The Break-Up: Knowing When the Professional Relationship is Over

All good things must come to an end…and most bad things too.  The same must be true with a professional’s engagement.  Professional Liability Matters has previously warned of the importance of clear engagement letters to set reasonable expectations regarding the scope of the relationship. But many professionals may take for granted the importance of clarifying when that relationship has come to an end.  This is a key risk-management pointer to avoid malpractice.

A recent New York case provides clarity on the otherwise murky issue of defining the end of the attorney-client relationship.  The main issue in Aseel v. Jonathan E. Kroll & Associates PLLC, 2013 NY Slip Op. 03806 (May 29, 2013) which was an appeal from a dismissal of a legal malpractice suit, was whether the trial court correctly concluded that the statute of limitations was not tolled by the continuous representation doctrine.  Central to the court’s decision was exactly when the relationship concluded.

The lower court granted the attorney defendant’s motion to dismiss the malpractice action finding that the claims were barred by the statute of limitations.  On appeal, the plaintiff contended that the action was timely because the firm continued to represent him after the allegedly culpable conduct. The Appellate Court rejected the plaintiff’s contention of a continuous relationship and held that the trial court correctly concluded that the relationship clearly ended when the plaintiff surreptitiously removed his file from his attorney’s offices.  The court reasoned that the removal of the file evidenced the plaintiff’s lack of trust and confidence in the relationship and his intention to discharge his attorneys.  Thus, the court refused to extend the statute of limitations pursuant to the continuous representation doctrine and upheld the dismissal of the malpractice suit.

Although not always the case, this decision demonstrates that sometimes there is a bright line triggering the end of the relationship between professional and client.  Often, this line is not clear and therefore must be explicitly defined by the professional. Just as important as setting the scope of the relationship via an engagement letter, professionals should consider a disengagement letter when applicable, or another form of correspondence notifying the client that the professional relationship (and hence the majority of the professional’s obligations) has come to an end.


4 Comments

  • B. Casey Yim., 5th Wednesday 2013 at 4:15 pm

    Reply

    Termination is a significant issue which freuently arises in legal mal cases. Attorneys need to document the point of termination, here the “interruption” of the trust and confidence’ inherently required by the nature of the relationship. Fortunately for the attorney’s here, they got lucky because the client actually appeared at the attorney’s office, on a specific date, and took his files, an event which clearly marked the date of termination. Otherwise the client will delay sending something like a termination letter, if he sends anything at all, and thereby delay the “triggerpoing” of the SOL.
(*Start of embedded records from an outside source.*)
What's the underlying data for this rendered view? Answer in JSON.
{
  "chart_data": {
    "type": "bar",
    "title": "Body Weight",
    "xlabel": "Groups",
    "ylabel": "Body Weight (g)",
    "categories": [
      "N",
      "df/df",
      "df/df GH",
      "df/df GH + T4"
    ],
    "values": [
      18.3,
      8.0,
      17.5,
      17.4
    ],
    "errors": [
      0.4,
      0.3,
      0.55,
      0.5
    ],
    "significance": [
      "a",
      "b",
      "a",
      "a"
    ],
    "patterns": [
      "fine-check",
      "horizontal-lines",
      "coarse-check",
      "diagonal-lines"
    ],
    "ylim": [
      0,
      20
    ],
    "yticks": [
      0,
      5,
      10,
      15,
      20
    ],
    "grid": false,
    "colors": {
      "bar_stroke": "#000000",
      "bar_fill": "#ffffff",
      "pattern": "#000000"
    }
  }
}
    In a litigation case, there is usually a formal “Substitution of Attorneys” document actually filed with court. However, the “breakdown” usually actually occurred weeks or months before (yes, clients really do conceal their contacts with other potential replacement attorneys). Those few weeks could “save the day” in a lawsuit filed right on the eve of the SOL. Hence, when client stops returning calls, or paying their bills, or bringing in the documents you requested, its documentation time for the attorney.

    A polite subtile reminder letter could do, something like, “I haven’t heard back from you after leaving several messages over the past 3 weeks. . . . “; or, “I cannot continue my representation of you under these circumstances, please immediately return my messages over the past 3 weeks, so I can address any concerns you might have. It is imparative that I obtain the requested information and documents from you. . . . “, etc. Write another letter after not hearng back after that. You at least have your own “record” establishing the point of “breakdown”, and that may “save the day” should the issue later arise.

  • Rommel Dingle, 7th Friday 2013 at 11:08 am

    Reply

    This situation is just as true for CPA’s as it is for attorneys. Public perception of what the professional is providing as a service contributes to the need for profesionals to clearly outline what they will and WILL NOT do for a client in addition to how disputes will be handled if there’s any disagreement.

  • Tim Hoelle, 10th Monday 2013 at 8:44 am

    Reply

    I can’t agree more. I’d go a little further in saying that way too many professionals don’t even use contracts for services or they use them “at times”. Those that do use them are not as consistent about using disengagement letters or similar notices as they need to be. Unfortunately I have way too many stories of situations with unhappy endings that probably could have been avoided. What’s the saying…an ounce of prevention is worth a pound of cure?